Asset Class	RTO	RPO	Backup Frequency
Audit logs	4 hours	5 minutes	Continuous (WAL ship)
Fine-tuned adapters	1 hour	24 hours	Daily + on-change
Vector store	8 hours	1 hour	Hourly snapshots
Application DB	4 hours	15 minutes	15-min PITR
Prompt configs	8 hours	24 hours	Daily
Base model files	24 hours	7 days	Weekly

If those numbers feel aggressive, write down your actual tolerances. The goal is to be honest now so the backup tooling matches reality. Promising 5-minute RPO and not delivering it is worse than promising 24 hours and over-delivering.

The 3-2-1 Rule, Adapted for AI {#321-rule}

The standard 3-2-1 rule says: 3 copies of your data, on 2 different media, with 1 off-site. For local AI I add a fourth:

3 copies, 2 media, 1 off-site, 1 air-gapped.

The air-gapped copy matters specifically because of ransomware. Crypto-ransomware now targets backup directories. An air-gapped copy - meaning physically disconnected, not just "on a different drive" - is the only reliably recoverable backup if you are hit. We use a USB SSD that gets connected for a one-hour weekly sync and then unplugged.

The full layout I run:

Primary:   /var/lib/ollama (NVMe, the running system)
Copy 1:    /mnt/backup-nvme (separate physical disk, hourly)
Copy 2:    s3://ai-backup-bucket (encrypted, daily)
Copy 3:    USB SSD in a drawer (air-gapped, weekly)

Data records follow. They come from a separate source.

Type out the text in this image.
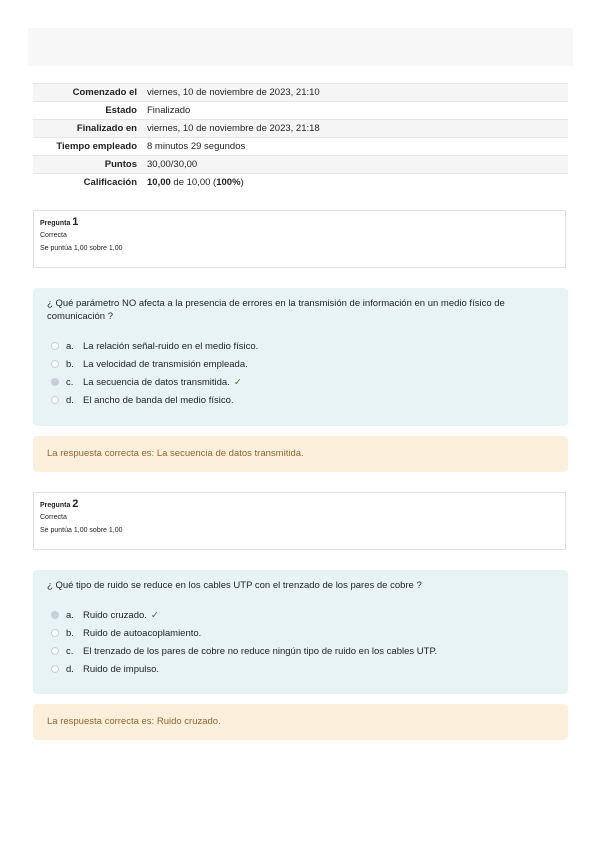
Comenzado el	viernes, 10 de noviembre de 2023, 21:10
Estado	Finalizado
Finalizado en	viernes, 10 de noviembre de 2023, 21:18
Tiempo empleado	8 minutos 29 segundos
Puntos	30,00/30,00
Calificación	10,00 de 10,00 (100%)
Pregunta 1
Correcta
Se puntúa 1,00 sobre 1,00
¿ Qué parámetro NO afecta a la presencia de errores en la transmisión de información en un medio físico de comunicación ?
a. La relación señal-ruido en el medio físico.
b. La velocidad de transmisión empleada.
c.	La secuencia de datos transmitida. ✓
d. El ancho de banda del medio físico.
La respuesta correcta es: La secuencia de datos transmitida.
Pregunta 2
Correcta
Se puntúa 1,00 sobre 1,00
¿ Qué tipo de ruido se reduce en los cables UTP con el trenzado de los pares de cobre ?
a. Ruido cruzado. ✓
b. Ruido de autoacoplamiento.
c.	El trenzado de los pares de cobre no reduce ningún tipo de ruido en los cables UTP.
d. Ruido de impulso.
La respuesta correcta es: Ruido cruzado.
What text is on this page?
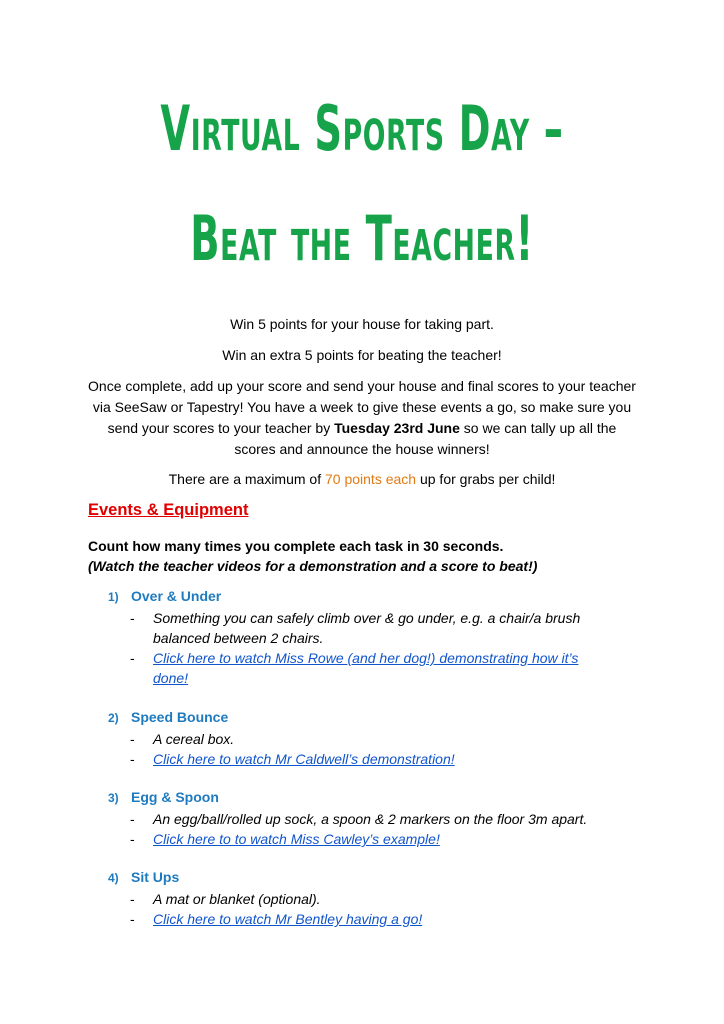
Virtual Sports Day –
Beat the Teacher!

Win 5 points for your house for taking part.

Win an extra 5 points for beating the teacher!

Once complete, add up your score and send your house and final scores to your teacher via SeeSaw or Tapestry! You have a week to give these events a go, so make sure you send your scores to your teacher by Tuesday 23rd June so we can tally up all the scores and announce the house winners!

There are a maximum of 70 points each up for grabs per child!

Events & Equipment
Count how many times you complete each task in 30 seconds.
(Watch the teacher videos for a demonstration and a score to beat!)
1) Over & Under
- Something you can safely climb over & go under, e.g. a chair/a brush balanced between 2 chairs.
- Click here to watch Miss Rowe (and her dog!) demonstrating how it’s done!
2) Speed Bounce
- A cereal box.
- Click here to watch Mr Caldwell’s demonstration!
3) Egg & Spoon
- An egg/ball/rolled up sock, a spoon & 2 markers on the floor 3m apart.
- Click here to to watch Miss Cawley’s example!
4) Sit Ups
- A mat or blanket (optional).
- Click here to watch Mr Bentley having a go!
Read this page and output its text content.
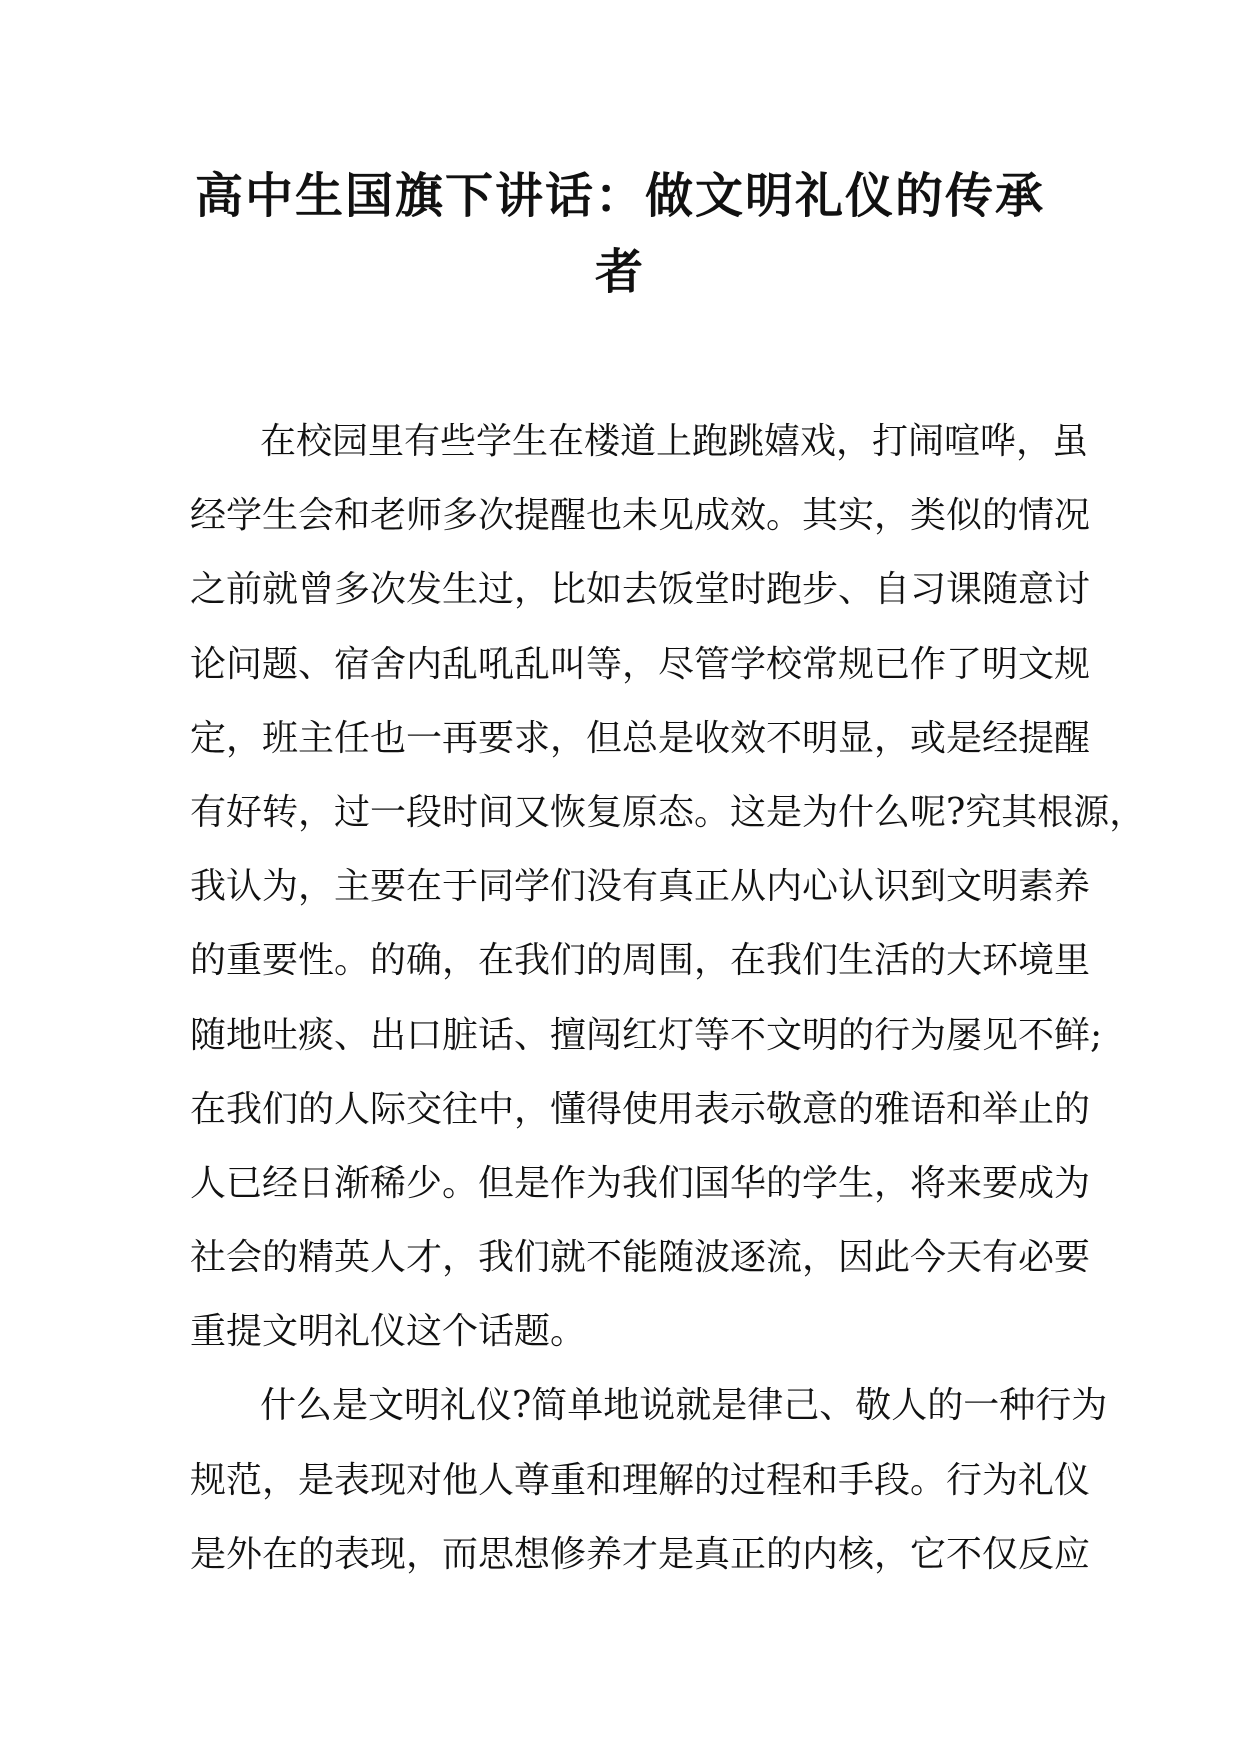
高中生国旗下讲话：做文明礼仪的传承
者
在校园里有些学生在楼道上跑跳嬉戏，打闹喧哗，虽
经学生会和老师多次提醒也未见成效。其实，类似的情况
之前就曾多次发生过，比如去饭堂时跑步、自习课随意讨
论问题、宿舍内乱吼乱叫等，尽管学校常规已作了明文规
定，班主任也一再要求，但总是收效不明显，或是经提醒
有好转，过一段时间又恢复原态。这是为什么呢?究其根源，
我认为，主要在于同学们没有真正从内心认识到文明素养
的重要性。的确，在我们的周围，在我们生活的大环境里
随地吐痰、出口脏话、擅闯红灯等不文明的行为屡见不鲜;
在我们的人际交往中，懂得使用表示敬意的雅语和举止的
人已经日渐稀少。但是作为我们国华的学生，将来要成为
社会的精英人才，我们就不能随波逐流，因此今天有必要
重提文明礼仪这个话题。
什么是文明礼仪?简单地说就是律己、敬人的一种行为
规范，是表现对他人尊重和理解的过程和手段。行为礼仪
是外在的表现，而思想修养才是真正的内核，它不仅反应
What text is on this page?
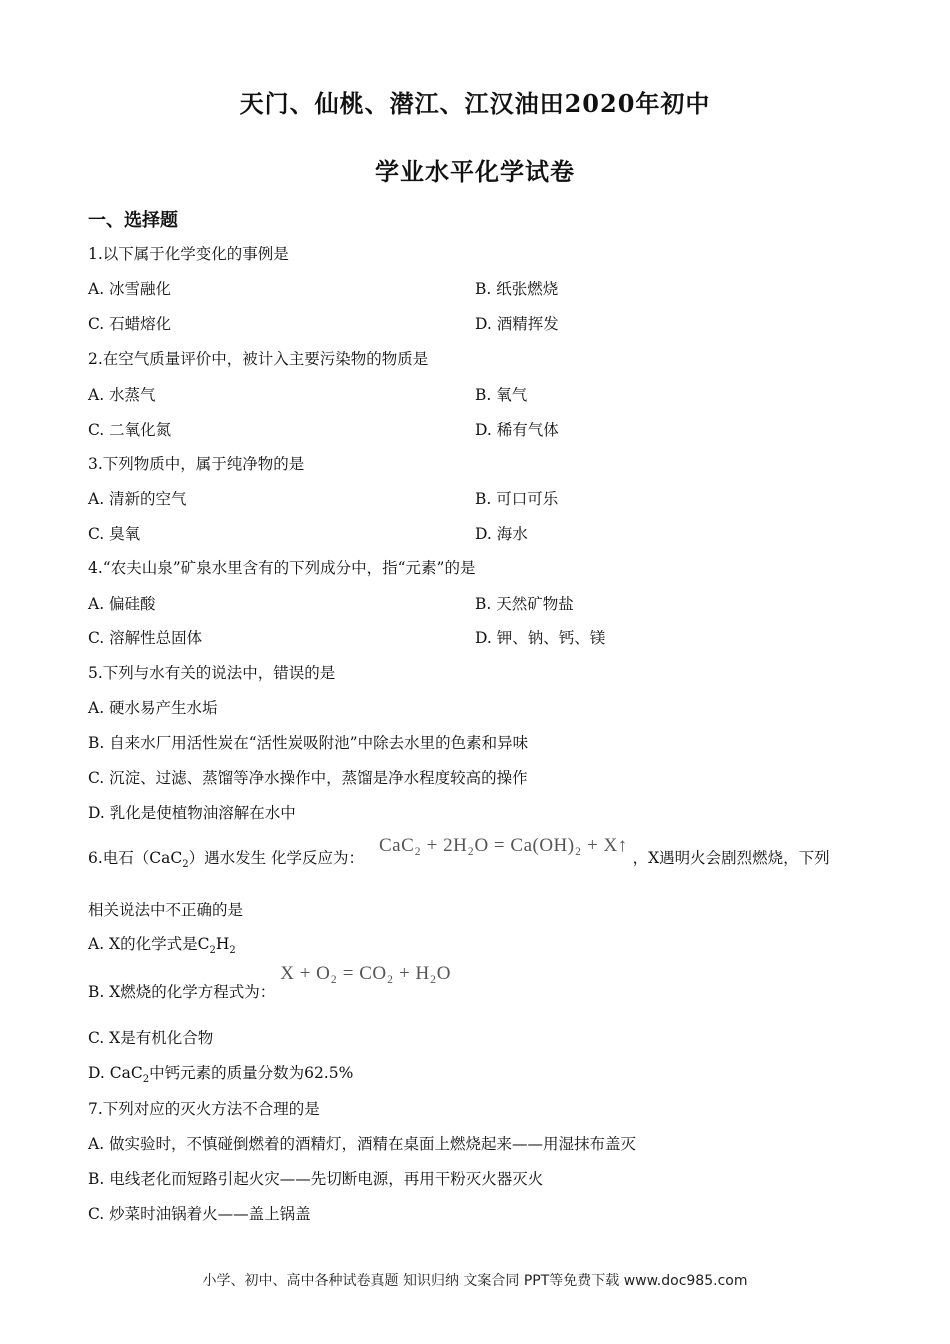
天门、仙桃、潜江、江汉油田2020年初中
学业水平化学试卷
一、选择题
1.以下属于化学变化的事例是
A. 冰雪融化	B. 纸张燃烧
C. 石蜡熔化	D. 酒精挥发
2.在空气质量评价中，被计入主要污染物的物质是
A. 水蒸气	B. 氧气
C. 二氧化氮	D. 稀有气体
3.下列物质中，属于纯净物的是
A. 清新的空气	B. 可口可乐
C. 臭氧	D. 海水
4.“农夫山泉”矿泉水里含有的下列成分中，指“元素”的是
A. 偏硅酸	B. 天然矿物盐
C. 溶解性总固体	D. 钾、钠、钙、镁
5.下列与水有关的说法中，错误的是
A. 硬水易产生水垢
B. 自来水厂用活性炭在“活性炭吸附池”中除去水里的色素和异味
C. 沉淀、过滤、蒸馏等净水操作中，蒸馏是净水程度较高的操作
D. 乳化是使植物油溶解在水中
6.电石（CaC$_2$）遇水发生 化学反应为： CaC₂ + 2H₂O = Ca(OH)₂ + X↑ ，X遇明火会剧烈燃烧，下列
相关说法中不正确的是
A. X的化学式是$C_2H_2$
B. X燃烧的化学方程式为： X + O₂ = CO₂ + H₂O
C. X是有机化合物
D. CaC$_2$中钙元素的质量分数为62.5%
7.下列对应的灭火方法不合理的是
A. 做实验时，不慎碰倒燃着的酒精灯，酒精在桌面上燃烧起来——用湿抹布盖灭
B. 电线老化而短路引起火灾——先切断电源，再用干粉灭火器灭火
C. 炒菜时油锅着火——盖上锅盖
小学、初中、高中各种试卷真题 知识归纳 文案合同 PPT等免费下载 www.doc985.com
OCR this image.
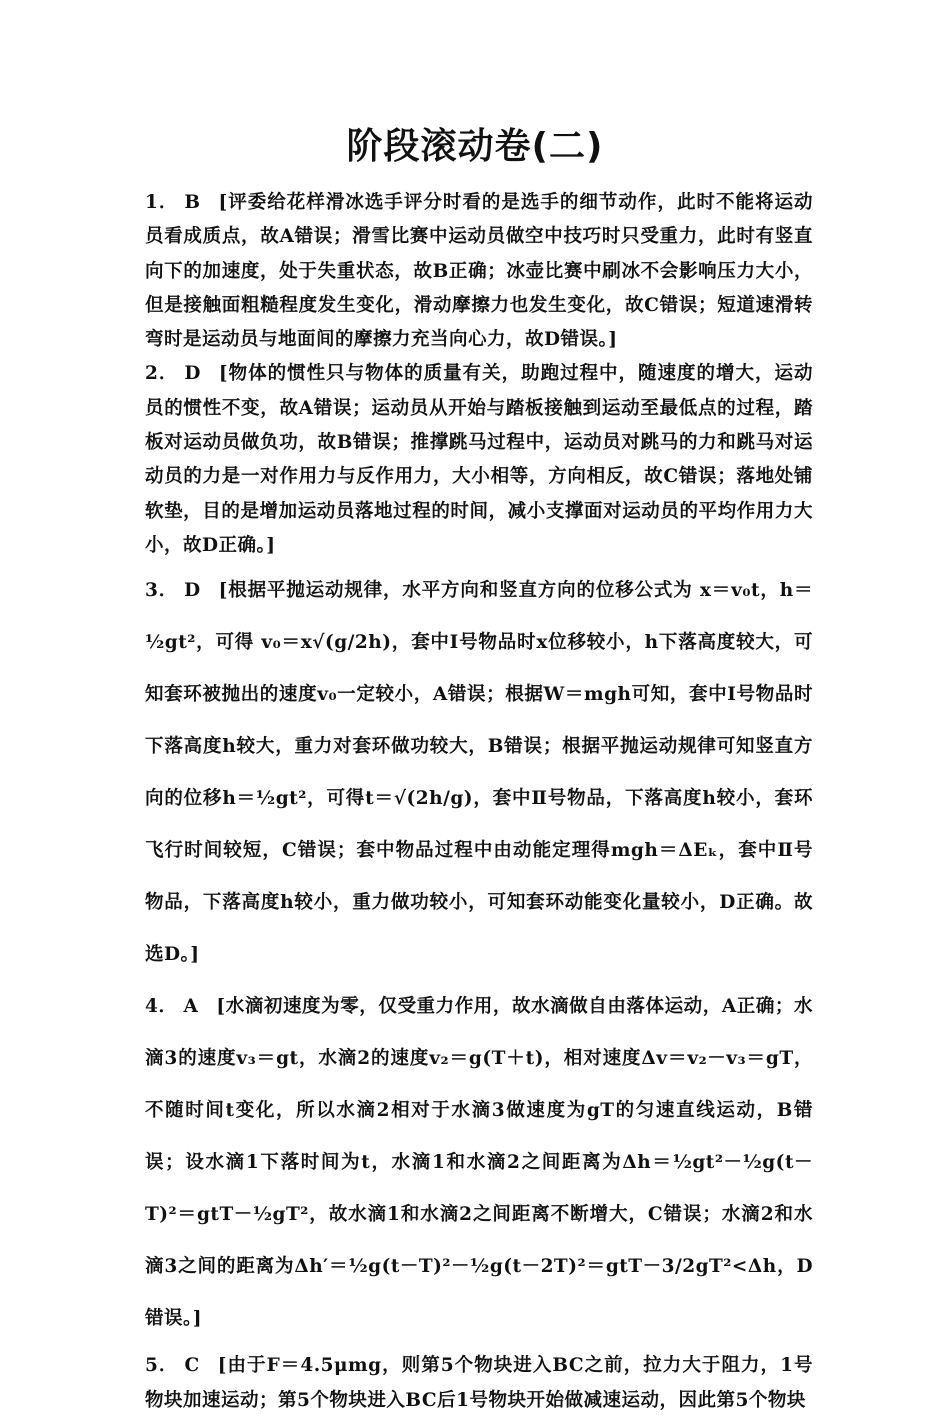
阶段滚动卷(二)

1． B [评委给花样滑冰选手评分时看的是选手的细节动作，此时不能将运动员看成质点，故A错误；滑雪比赛中运动员做空中技巧时只受重力，此时有竖直向下的加速度，处于失重状态，故B正确；冰壶比赛中刷冰不会影响压力大小，但是接触面粗糙程度发生变化，滑动摩擦力也发生变化，故C错误；短道速滑转弯时是运动员与地面间的摩擦力充当向心力，故D错误。]

2． D [物体的惯性只与物体的质量有关，助跑过程中，随速度的增大，运动员的惯性不变，故A错误；运动员从开始与踏板接触到运动至最低点的过程，踏板对运动员做负功，故B错误；推撑跳马过程中，运动员对跳马的力和跳马对运动员的力是一对作用力与反作用力，大小相等，方向相反，故C错误；落地处铺软垫，目的是增加运动员落地过程的时间，减小支撑面对运动员的平均作用力大小，故D正确。]

3． D [根据平抛运动规律，水平方向和竖直方向的位移公式为 x＝v₀t，h＝½gt²，可得 v₀＝x√(g/2h)，套中Ⅰ号物品时x位移较小，h下落高度较大，可知套环被抛出的速度v₀一定较小，A错误；根据W＝mgh可知，套中Ⅰ号物品时下落高度h较大，重力对套环做功较大，B错误；根据平抛运动规律可知竖直方向的位移h＝½gt²，可得t＝√(2h/g)，套中Ⅱ号物品，下落高度h较小，套环飞行时间较短，C错误；套中物品过程中由动能定理得mgh＝ΔEₖ，套中Ⅱ号物品，下落高度h较小，重力做功较小，可知套环动能变化量较小，D正确。故选D。]

4． A [水滴初速度为零，仅受重力作用，故水滴做自由落体运动，A正确；水滴3的速度v₃＝gt，水滴2的速度v₂＝g(T＋t)，相对速度Δv＝v₂－v₃＝gT，不随时间t变化，所以水滴2相对于水滴3做速度为gT的匀速直线运动，B错误；设水滴1下落时间为t，水滴1和水滴2之间距离为Δh＝½gt²－½g(t－T)²＝gtT－½gT²，故水滴1和水滴2之间距离不断增大，C错误；水滴2和水滴3之间的距离为Δh′＝½g(t－T)²－½g(t－2T)²＝gtT－3/2gT²<Δh，D错误。]

5． C [由于F＝4.5μmg，则第5个物块进入BC之前，拉力大于阻力，1号物块加速运动；第5个物块进入BC后1号物块开始做减速运动，因此第5个物块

Three copies, three media (internal NVMe, S3, USB), off-site (S3 in a different region), air-gapped (USB).

For air-gapped deployments specifically, our air-gapped AI deployment guide covers the operational patterns end to end.

Tooling: Restic, BorgBackup, or Restic+S3 {#tooling}

Three excellent open-source choices, in order of how I rank them for local AI:

Restic

Restic is the one I default to. Encrypted by default, deduplicated, supports local disk, S3, B2, Azure Blob, SFTP. The deduplication is the killer feature - back up two machines that both have the same llama3.3:70b weights and you store the bytes once.

# Initialize
export RESTIC_PASSWORD_FILE=/root/.restic-password
restic init --repo s3:s3.amazonaws.com/my-ai-backup

# Daily backup script
restic -r s3:s3.amazonaws.com/my-ai-backup backup \
  --tag ai \
  --exclude='*.log.gz' \
  ~/.ollama/models \
  /var/lib/ollama \
  /opt/anythingllm/storage \
  /var/lib/audit-db

# Retention - keep 7 daily, 4 weekly, 6 monthly
restic -r s3:s3.amazonaws.com/my-ai-backup forget --prune \
  --keep-daily 7 --keep-weekly 4 --keep-monthly 6

BorgBackup

Borg is restic's older sibling - slightly less polished UX, slightly better dedup ratios on some workloads, and the only tool I know that supports append-only mode reliably. If audit-grade immutability matters, Borg's append-only repository is what you want.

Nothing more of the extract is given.